Does this still hold true if multiple employees are "trained" from scanned copies at the same time?
Simultaneously I guess that would violate copyright, which is an interesting point. Maybe there's a case to be made there with model training.
Regardless, the issue could be resolved by buying as many copies as you have concurrent model training instances. It isn't really an issue with training on copyrighted work, just a matter of how you do so.
Computers aren't people. And analogies aren't laws.
Yes, but the law doesn’t exist, so until it catches up, analogies are all the legal system has to work with.
The purpose and character of AI models is transformative, and the effect of the model on the copyrighted works used in the model is largely negligible.
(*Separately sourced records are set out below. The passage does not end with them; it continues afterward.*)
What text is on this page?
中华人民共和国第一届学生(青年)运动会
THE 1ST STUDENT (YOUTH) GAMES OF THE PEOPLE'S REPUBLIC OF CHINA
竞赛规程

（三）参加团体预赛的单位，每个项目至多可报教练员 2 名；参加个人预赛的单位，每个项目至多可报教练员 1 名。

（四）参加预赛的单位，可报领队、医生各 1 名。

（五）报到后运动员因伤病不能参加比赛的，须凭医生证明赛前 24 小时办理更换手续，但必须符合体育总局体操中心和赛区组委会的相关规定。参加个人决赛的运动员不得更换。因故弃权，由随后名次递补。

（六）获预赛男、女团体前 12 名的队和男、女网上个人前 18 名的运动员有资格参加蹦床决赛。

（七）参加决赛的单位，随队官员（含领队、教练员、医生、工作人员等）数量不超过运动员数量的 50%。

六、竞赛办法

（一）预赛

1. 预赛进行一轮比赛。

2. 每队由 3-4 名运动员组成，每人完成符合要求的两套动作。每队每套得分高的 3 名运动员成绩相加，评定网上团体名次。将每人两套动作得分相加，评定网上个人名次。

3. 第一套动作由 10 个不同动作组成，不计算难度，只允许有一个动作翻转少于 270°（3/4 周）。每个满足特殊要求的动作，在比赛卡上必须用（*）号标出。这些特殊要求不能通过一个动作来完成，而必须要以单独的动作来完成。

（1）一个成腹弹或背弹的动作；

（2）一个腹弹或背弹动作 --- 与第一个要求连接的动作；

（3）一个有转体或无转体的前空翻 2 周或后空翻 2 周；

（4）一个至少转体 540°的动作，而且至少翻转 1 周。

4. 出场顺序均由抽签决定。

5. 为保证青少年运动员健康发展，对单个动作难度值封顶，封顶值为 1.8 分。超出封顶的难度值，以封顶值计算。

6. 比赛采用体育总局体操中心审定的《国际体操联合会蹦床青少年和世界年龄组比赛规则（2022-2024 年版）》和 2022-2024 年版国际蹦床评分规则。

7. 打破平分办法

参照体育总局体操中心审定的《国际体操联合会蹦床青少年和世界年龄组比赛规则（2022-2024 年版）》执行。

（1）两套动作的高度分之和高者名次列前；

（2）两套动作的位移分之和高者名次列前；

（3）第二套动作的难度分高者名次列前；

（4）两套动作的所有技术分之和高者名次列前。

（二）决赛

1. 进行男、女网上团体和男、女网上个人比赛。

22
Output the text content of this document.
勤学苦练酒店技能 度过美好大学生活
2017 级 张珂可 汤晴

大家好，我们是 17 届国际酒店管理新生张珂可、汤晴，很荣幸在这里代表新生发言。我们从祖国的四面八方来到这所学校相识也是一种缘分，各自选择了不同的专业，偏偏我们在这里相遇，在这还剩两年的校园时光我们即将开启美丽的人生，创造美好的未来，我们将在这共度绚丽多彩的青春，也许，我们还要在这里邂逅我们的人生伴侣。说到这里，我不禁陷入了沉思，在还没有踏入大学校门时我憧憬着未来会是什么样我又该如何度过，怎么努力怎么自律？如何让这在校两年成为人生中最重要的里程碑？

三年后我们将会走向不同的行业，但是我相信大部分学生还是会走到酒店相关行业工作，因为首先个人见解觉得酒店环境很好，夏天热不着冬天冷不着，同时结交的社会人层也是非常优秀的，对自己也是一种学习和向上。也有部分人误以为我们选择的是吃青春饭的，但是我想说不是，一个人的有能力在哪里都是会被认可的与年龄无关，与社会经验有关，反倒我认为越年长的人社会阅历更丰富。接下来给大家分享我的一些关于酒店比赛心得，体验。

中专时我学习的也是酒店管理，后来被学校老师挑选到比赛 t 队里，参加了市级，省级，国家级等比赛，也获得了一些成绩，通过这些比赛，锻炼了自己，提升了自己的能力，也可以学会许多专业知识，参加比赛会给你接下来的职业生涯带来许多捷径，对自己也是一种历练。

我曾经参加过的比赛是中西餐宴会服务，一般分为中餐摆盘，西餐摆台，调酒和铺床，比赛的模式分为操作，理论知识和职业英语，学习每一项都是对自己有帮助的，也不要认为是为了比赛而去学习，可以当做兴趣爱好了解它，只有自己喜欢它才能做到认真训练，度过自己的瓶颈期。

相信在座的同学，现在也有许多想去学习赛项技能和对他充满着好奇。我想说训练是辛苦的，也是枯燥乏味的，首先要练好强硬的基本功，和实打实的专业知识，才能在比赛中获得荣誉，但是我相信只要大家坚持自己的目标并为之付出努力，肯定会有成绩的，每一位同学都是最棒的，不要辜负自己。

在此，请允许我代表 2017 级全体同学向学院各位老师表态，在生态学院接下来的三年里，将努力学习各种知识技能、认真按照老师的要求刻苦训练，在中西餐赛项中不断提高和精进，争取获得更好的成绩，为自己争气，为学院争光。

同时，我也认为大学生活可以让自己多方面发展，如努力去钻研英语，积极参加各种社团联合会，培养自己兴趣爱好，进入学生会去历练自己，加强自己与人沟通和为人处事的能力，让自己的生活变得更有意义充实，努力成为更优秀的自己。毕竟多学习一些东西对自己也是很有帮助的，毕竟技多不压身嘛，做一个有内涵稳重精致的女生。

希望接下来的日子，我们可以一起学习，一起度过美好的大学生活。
That's what makes the use of copyrighted works in creating them fair use.
Are "fantasy name generators" of the sort you find all over the place online fair use if the weighting of their generators is based on statistical information about names in fantasy novels? I would think most people would agree they're fair use, or if not in so many words, I think those people would find it pretty unfair for WotC to go around suing sites for running D&D character name generators.
Or let's talk about another form of buying copyrighted / protected content and selling the results of transforming it: emulators. The Connectix Virtual Game Station was the impetus for one of the most important lawsuits about emulation, and the ruling held that even though writing an emulator inherently involves copying copyrighted code, the result is sufficiently transformative and falls under fair use.
It fits the basicmost fair use: reading them. Current "training" can be considered as a gross form of reading.